Escultura | Fuente: Roberto Reula Reseña | Fuente: Muñoz Grau |
Hace unos meses, casualmente, me quedé solo en la Sala de San Juan de Dios con las esculturas de Roberto Reula. De aquella estancia entre el abandono (pues iba sin mis hijos) y la ansiedad de las prisas que acometen los horarios, dispuse de un momento de esclarecimiento, no de iluminación (se requiere ayuno y rigor de costumbres), ante unas realidades que aún considero sobrecogedoras y que merecen unas palabras basadas no sólo en la concepción que Reula propone del espacio y de la figuración, sino en aquello, cuyo sentido es indescifrable, y que me conmovió.
La escuela de Juan Muñoz o de Jaume Plensa tiene sus corrientes, sus ramificaciones, sus espejos y reversos, y, en el caso del artista madrileño, afincado en Orihuela, lo antropomórfico está tamizado por unos seres gargólicos, envejecidos, cuyos gabanes y desnudos aciertan con la podredumbre con la que está hecha la materia que condena nuestros cuerpos al paso corrosivo de los años. La carnalidad de sus esculturas frente al minimalismo de sus entornos nos introduce en esa paradoja entre instinto y automatismo en cada una de sus obras, premonición de unos tiempos recios que correrán en breve, si no es que corren ya.

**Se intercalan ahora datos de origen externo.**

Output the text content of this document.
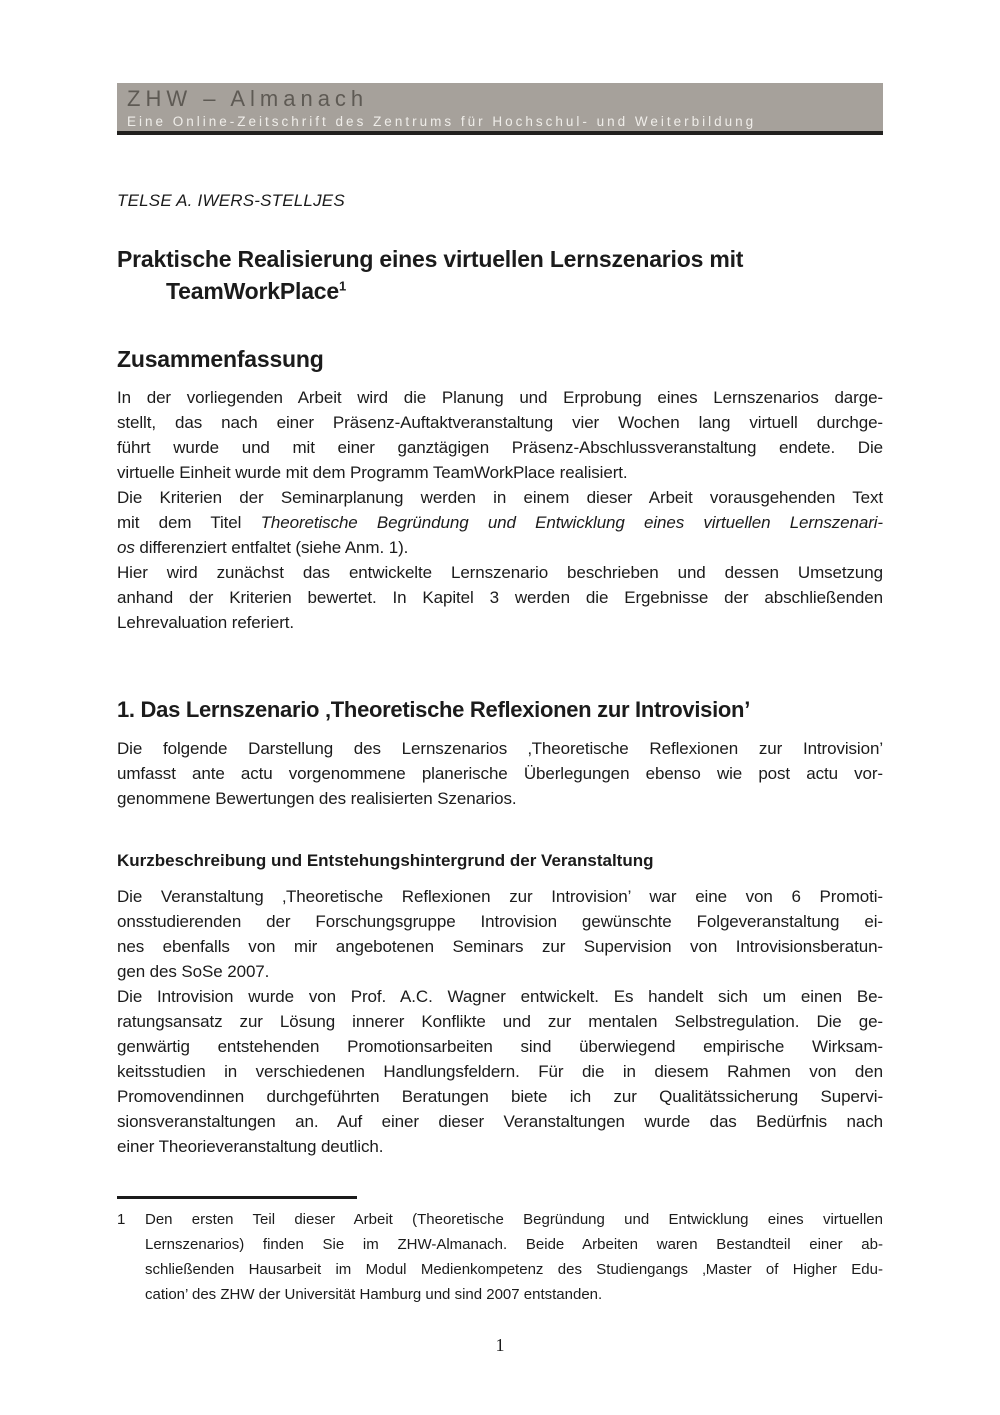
ZHW – Almanach
Eine Online-Zeitschrift des Zentrums für Hochschul- und Weiterbildung
TELSE A. IWERS-STELLJES
Praktische Realisierung eines virtuellen Lernszenarios mit
TeamWorkPlace$^1$
Zusammenfassung
In der vorliegenden Arbeit wird die Planung und Erprobung eines Lernszenarios darge-
stellt, das nach einer Präsenz-Auftaktveranstaltung vier Wochen lang virtuell durchge-
führt wurde und mit einer ganztägigen Präsenz-Abschlussveranstaltung endete. Die
virtuelle Einheit wurde mit dem Programm TeamWorkPlace realisiert.
Die Kriterien der Seminarplanung werden in einem dieser Arbeit vorausgehenden Text
mit dem Titel Theoretische Begründung und Entwicklung eines virtuellen Lernszenari-
os differenziert entfaltet (siehe Anm. 1).
Hier wird zunächst das entwickelte Lernszenario beschrieben und dessen Umsetzung
anhand der Kriterien bewertet. In Kapitel 3 werden die Ergebnisse der abschließenden
Lehrevaluation referiert.
1. Das Lernszenario ‚Theoretische Reflexionen zur Introvision’
Die folgende Darstellung des Lernszenarios ‚Theoretische Reflexionen zur Introvision’
umfasst ante actu vorgenommene planerische Überlegungen ebenso wie post actu vor-
genommene Bewertungen des realisierten Szenarios.
Kurzbeschreibung und Entstehungshintergrund der Veranstaltung
Die Veranstaltung ‚Theoretische Reflexionen zur Introvision’ war eine von 6 Promoti-
onsstudierenden der Forschungsgruppe Introvision gewünschte Folgeveranstaltung ei-
nes ebenfalls von mir angebotenen Seminars zur Supervision von Introvisionsberatun-
gen des SoSe 2007.
Die Introvision wurde von Prof. A.C. Wagner entwickelt. Es handelt sich um einen Be-
ratungsansatz zur Lösung innerer Konflikte und zur mentalen Selbstregulation. Die ge-
genwärtig entstehenden Promotionsarbeiten sind überwiegend empirische Wirksam-
keitsstudien in verschiedenen Handlungsfeldern. Für die in diesem Rahmen von den
Promovendinnen durchgeführten Beratungen biete ich zur Qualitätssicherung Supervi-
sionsveranstaltungen an. Auf einer dieser Veranstaltungen wurde das Bedürfnis nach
einer Theorieveranstaltung deutlich.
1 Den ersten Teil dieser Arbeit (Theoretische Begründung und Entwicklung eines virtuellen
Lernszenarios) finden Sie im ZHW-Almanach. Beide Arbeiten waren Bestandteil einer ab-
schließenden Hausarbeit im Modul Medienkompetenz des Studiengangs ‚Master of Higher Edu-
cation’ des ZHW der Universität Hamburg und sind 2007 entstanden.
1
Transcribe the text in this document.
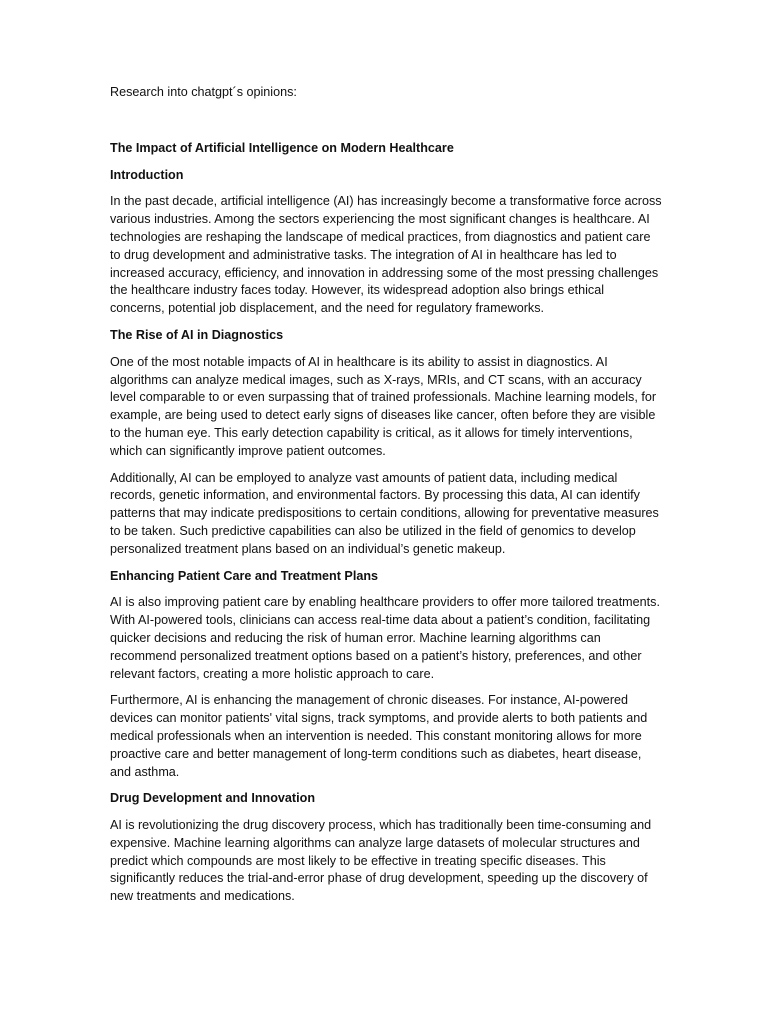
Research into chatgpt´s opinions:

The Impact of Artificial Intelligence on Modern Healthcare

Introduction

In the past decade, artificial intelligence (AI) has increasingly become a transformative force across various industries. Among the sectors experiencing the most significant changes is healthcare. AI technologies are reshaping the landscape of medical practices, from diagnostics and patient care to drug development and administrative tasks. The integration of AI in healthcare has led to increased accuracy, efficiency, and innovation in addressing some of the most pressing challenges the healthcare industry faces today. However, its widespread adoption also brings ethical concerns, potential job displacement, and the need for regulatory frameworks.

The Rise of AI in Diagnostics

One of the most notable impacts of AI in healthcare is its ability to assist in diagnostics. AI algorithms can analyze medical images, such as X-rays, MRIs, and CT scans, with an accuracy level comparable to or even surpassing that of trained professionals. Machine learning models, for example, are being used to detect early signs of diseases like cancer, often before they are visible to the human eye. This early detection capability is critical, as it allows for timely interventions, which can significantly improve patient outcomes.

Additionally, AI can be employed to analyze vast amounts of patient data, including medical records, genetic information, and environmental factors. By processing this data, AI can identify patterns that may indicate predispositions to certain conditions, allowing for preventative measures to be taken. Such predictive capabilities can also be utilized in the field of genomics to develop personalized treatment plans based on an individual’s genetic makeup.

Enhancing Patient Care and Treatment Plans

AI is also improving patient care by enabling healthcare providers to offer more tailored treatments. With AI-powered tools, clinicians can access real-time data about a patient’s condition, facilitating quicker decisions and reducing the risk of human error. Machine learning algorithms can recommend personalized treatment options based on a patient’s history, preferences, and other relevant factors, creating a more holistic approach to care.

Furthermore, AI is enhancing the management of chronic diseases. For instance, AI-powered devices can monitor patients' vital signs, track symptoms, and provide alerts to both patients and medical professionals when an intervention is needed. This constant monitoring allows for more proactive care and better management of long-term conditions such as diabetes, heart disease, and asthma.

Drug Development and Innovation

AI is revolutionizing the drug discovery process, which has traditionally been time-consuming and expensive. Machine learning algorithms can analyze large datasets of molecular structures and predict which compounds are most likely to be effective in treating specific diseases. This significantly reduces the trial-and-error phase of drug development, speeding up the discovery of new treatments and medications.
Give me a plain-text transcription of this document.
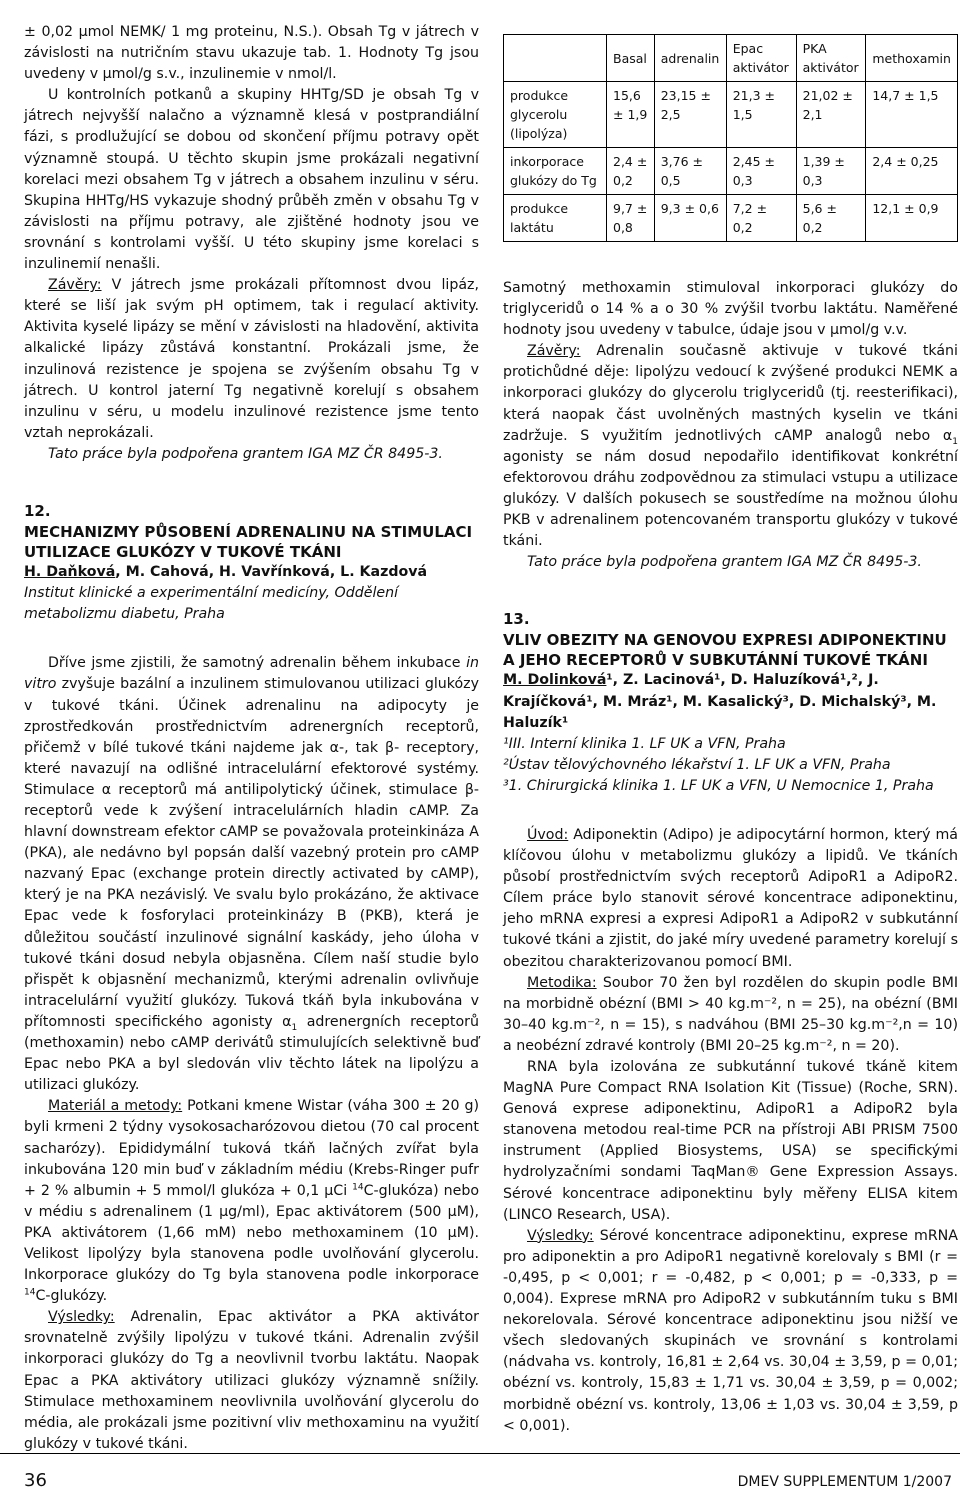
± 0,02 µmol NEMK/ 1 mg proteinu, N.S.). Obsah Tg v játrech v závislosti na nutričním stavu ukazuje tab. 1. Hodnoty Tg jsou uvedeny v µmol/g s.v., inzulinemie v nmol/l.

U kontrolních potkanů a skupiny HHTg/SD je obsah Tg v játrech nejvyšší nalačno a významně klesá v postprandiální fázi, s prodlužující se dobou od skončení příjmu potravy opět významně stoupá. U těchto skupin jsme prokázali negativní korelaci mezi obsahem Tg v játrech a obsahem inzulinu v séru. Skupina HHTg/HS vykazuje shodný průběh změn v obsahu Tg v závislosti na příjmu potravy, ale zjištěné hodnoty jsou ve srovnání s kontrolami vyšší. U této skupiny jsme korelaci s inzulinemií nenašli.

Závěry: V játrech jsme prokázali přítomnost dvou lipáz, které se liší jak svým pH optimem, tak i regulací aktivity. Aktivita kyselé lipázy se mění v závislosti na hladovění, aktivita alkalické lipázy zůstává konstantní. Prokázali jsme, že inzulinová rezistence je spojena se zvýšením obsahu Tg v játrech. U kontrol jaterní Tg negativně korelují s obsahem inzulinu v séru, u modelu inzulinové rezistence jsme tento vztah neprokázali.

Tato práce byla podpořena grantem IGA MZ ČR 8495-3.

12.
MECHANIZMY PŮSOBENÍ ADRENALINU NA STIMULACI UTILIZACE GLUKÓZY V TUKOVÉ TKÁNI
H. Daňková, M. Cahová, H. Vavřínková, L. Kazdová
Institut klinické a experimentální medicíny, Oddělení metabolizmu diabetu, Praha

Dříve jsme zjistili, že samotný adrenalin během inkubace in vitro zvyšuje bazální a inzulinem stimulovanou utilizaci glukózy v tukové tkáni. Účinek adrenalinu na adipocyty je zprostředkován prostřednictvím adrenergních receptorů, přičemž v bílé tukové tkáni najdeme jak α-, tak β- receptory, které navazují na odlišné intracelulární efektorové systémy. Stimulace α receptorů má antilipolytický účinek, stimulace β- receptorů vede k zvýšení intracelulárních hladin cAMP. Za hlavní downstream efektor cAMP se považovala proteinkináza A (PKA), ale nedávno byl popsán další vazebný protein pro cAMP nazvaný Epac (exchange protein directly activated by cAMP), který je na PKA nezávislý. Ve svalu bylo prokázáno, že aktivace Epac vede k fosforylaci proteinkinázy B (PKB), která je důležitou součástí inzulinové signální kaskády, jeho úloha v tukové tkáni dosud nebyla objasněna. Cílem naší studie bylo přispět k objasnění mechanizmů, kterými adrenalin ovlivňuje intracelulární využití glukózy. Tuková tkáň byla inkubována v přítomnosti specifického agonisty $\alpha_1$ adrenergních receptorů (methoxamin) nebo cAMP derivátů stimulujících selektivně buď Epac nebo PKA a byl sledován vliv těchto látek na lipolýzu a utilizaci glukózy.

Materiál a metody: Potkani kmene Wistar (váha 300 ± 20 g) byli krmeni 2 týdny vysokosacharózovou dietou (70 cal procent sacharózy). Epididymální tuková tkáň lačných zvířat byla inkubována 120 min buď v základním médiu (Krebs-Ringer pufr + 2 % albumin + 5 mmol/l glukóza + 0,1 µCi $^{14}$C-glukóza) nebo v médiu s adrenalinem (1 µg/ml), Epac aktivátorem (500 µM), PKA aktivátorem (1,66 mM) nebo methoxaminem (10 µM). Velikost lipolýzy byla stanovena podle uvolňování glycerolu. Inkorporace glukózy do Tg byla stanovena podle inkorporace $^{14}$C-glukózy.

Výsledky: Adrenalin, Epac aktivátor a PKA aktivátor srovnatelně zvýšily lipolýzu v tukové tkáni. Adrenalin zvýšil inkorporaci glukózy do Tg a neovlivnil tvorbu laktátu. Naopak Epac a PKA aktivátory utilizaci glukózy významně snížily. Stimulace methoxaminem neovlivnila uvolňování glycerolu do média, ale prokázali jsme pozitivní vliv methoxaminu na využití glukózy v tukové tkáni.

	Basal	adrenalin	Epac aktivátor	PKA aktivátor	methoxamin
produkce glycerolu (lipolýza)	15,6 ± 1,9	23,15 ± 2,5	21,3 ± 1,5	21,02 ± 2,1	14,7 ± 1,5
inkorporace glukózy do Tg	2,4 ± 0,2	3,76 ± 0,5	2,45 ± 0,3	1,39 ± 0,3	2,4 ± 0,25
produkce laktátu	9,7 ± 0,8	9,3 ± 0,6	7,2 ± 0,2	5,6 ± 0,2	12,1 ± 0,9

Samotný methoxamin stimuloval inkorporaci glukózy do triglyceridů o 14 % a o 30 % zvýšil tvorbu laktátu. Naměřené hodnoty jsou uvedeny v tabulce, údaje jsou v µmol/g v.v.

Závěry: Adrenalin současně aktivuje v tukové tkáni protichůdné děje: lipolýzu vedoucí k zvýšené produkci NEMK a inkorporaci glukózy do glycerolu triglyceridů (tj. reesterifikaci), která naopak část uvolněných mastných kyselin ve tkáni zadržuje. S využitím jednotlivých cAMP analogů nebo $\alpha_1$ agonisty se nám dosud nepodařilo identifikovat konkrétní efektorovou dráhu zodpovědnou za stimulaci vstupu a utilizace glukózy. V dalších pokusech se soustředíme na možnou úlohu PKB v adrenalinem potencovaném transportu glukózy v tukové tkáni.

Tato práce byla podpořena grantem IGA MZ ČR 8495-3.

13.
VLIV OBEZITY NA GENOVOU EXPRESI ADIPONEKTINU A JEHO RECEPTORŮ V SUBKUTÁNNÍ TUKOVÉ TKÁNI
M. Dolinková¹, Z. Lacinová¹, D. Haluzíková¹,², J. Krajíčková¹, M. Mráz¹, M. Kasalický³, D. Michalský³, M. Haluzík¹
¹III. Interní klinika 1. LF UK a VFN, Praha
²Ústav tělovýchovného lékařství 1. LF UK a VFN, Praha
³1. Chirurgická klinika 1. LF UK a VFN, U Nemocnice 1, Praha

Úvod: Adiponektin (Adipo) je adipocytární hormon, který má klíčovou úlohu v metabolizmu glukózy a lipidů. Ve tkáních působí prostřednictvím svých receptorů AdipoR1 a AdipoR2. Cílem práce bylo stanovit sérové koncentrace adiponektinu, jeho mRNA expresi a expresi AdipoR1 a AdipoR2 v subkutánní tukové tkáni a zjistit, do jaké míry uvedené parametry korelují s obezitou charakterizovanou pomocí BMI.

Metodika: Soubor 70 žen byl rozdělen do skupin podle BMI na morbidně obézní (BMI > 40 kg.m⁻², n = 25), na obézní (BMI 30–40 kg.m⁻², n = 15), s nadváhou (BMI 25–30 kg.m⁻²,n = 10) a neobézní zdravé kontroly (BMI 20–25 kg.m⁻², n = 20).

RNA byla izolována ze subkutánní tukové tkáně kitem MagNA Pure Compact RNA Isolation Kit (Tissue) (Roche, SRN). Genová exprese adiponektinu, AdipoR1 a AdipoR2 byla stanovena metodou real-time PCR na přístroji ABI PRISM 7500 instrument (Applied Biosystems, USA) se specifickými hydrolyzačními sondami TaqMan® Gene Expression Assays. Sérové koncentrace adiponektinu byly měřeny ELISA kitem (LINCO Research, USA).

Výsledky: Sérové koncentrace adiponektinu, exprese mRNA pro adiponektin a pro AdipoR1 negativně korelovaly s BMI (r = -0,495, p < 0,001; r = -0,482, p < 0,001; p = -0,333, p = 0,004). Exprese mRNA pro AdipoR2 v subkutánním tuku s BMI nekorelovala. Sérové koncentrace adiponektinu jsou nižší ve všech sledovaných skupinách ve srovnání s kontrolami (nádvaha vs. kontroly, 16,81 ± 2,64 vs. 30,04 ± 3,59, p = 0,01; obézní vs. kontroly, 15,83 ± 1,71 vs. 30,04 ± 3,59, p = 0,002; morbidně obézní vs. kontroly, 13,06 ± 1,03 vs. 30,04 ± 3,59, p < 0,001).

36	DMEV SUPPLEMENTUM 1/2007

Sus hombres erosionados, bruñidos por la luz según las texturas, entumecidos, con un mirar entre complaciente y vacío, me adentraron en la sospecha de que el hombre sigue siendo una vez más una encrucijada en sí mismo, en su carnalidad y en el poder simbólico de sus gestos. No me quito de la cabeza al recordar algunas de aquellas esculturas ese aforismo apasionante al mismo tiempo que desapacible de Canetti: “Saben qué quieren. No son hombres de la oscuridad”. Y, sin embargo, a veces anuncian esa oscuridad, la que ocupa la soledad de sus cuerpos abocados al industrialismo de otras estructuras que se han construido para expresar la incertidumbre de estos días (si es que la incertidumbre pudiera expresarse).
En las esculturas de Reula, sobre todo, aparece una conciencia humanista de mostrar en la escultura, el proceso de composición, la selección de materiales, la anatomía del escenario y la figura, en ocasiones descarnada, al mismo tiempo que el poderoso onirismo del resultado en conjunto. Esa evocación de la técnica empleada influye en el sentido contemplativo de sus figuras y en el trazado de acciones que ellos mismos dibujan en el aire. Son hombres avejentados que se mueven por el espacio con un aire de desentendimiento de la realidad, ocupados en una hazaña o absorbidos por un reflejo, por un objeto que les inquieta o por el propio vacío que acontece antes del precipicio.
Las alas, los barros, lo marmóreo, el metal, la arcilla, el papel y el papel escrito, los cordajes, por ejemplo, son algunos de esos elementos telúricos, primigenios, que sostienen el simbolismo, la sugestión del espectador que se enfrenta ante un microespacio en el que un ser parece ocupar su tiempo en remontar la épica de una aventura que nosotros no podremos ejecutar, o en soportar la corrosiva tendencia al suicidio y a la soledad. Las maletas y los equipajes en algunas obras quedan al margen de las figuras dentro de ese espacio en blanco que es la propia sala donde yo aún sigo recordando que, en algún momento, he sido una de esas figuras obnubiladas, desafiantes y temerosas, las contemplativas sobre todo.
Mientras tanto, la sombra cernida de una escultura mayor que el resto, con alas de murciélago, sobre una escalera, parecía vigilar, juzgar si me permite Reula, qué luz necesaria, qué perspectiva, qué vacío insondable sigue alojándose en el artista que recrea estos mundos insumisos y perplejos para que yo, a las 22:26 de un martes, escriba estas líneas sin saber aún por qué. Con mi camiseta de Hulk e indagando, así me pasó una vez con un cuadro de El Greco, cómo se consigue esa atmósfera de misticismo y modernidad. Gracias, Roberto.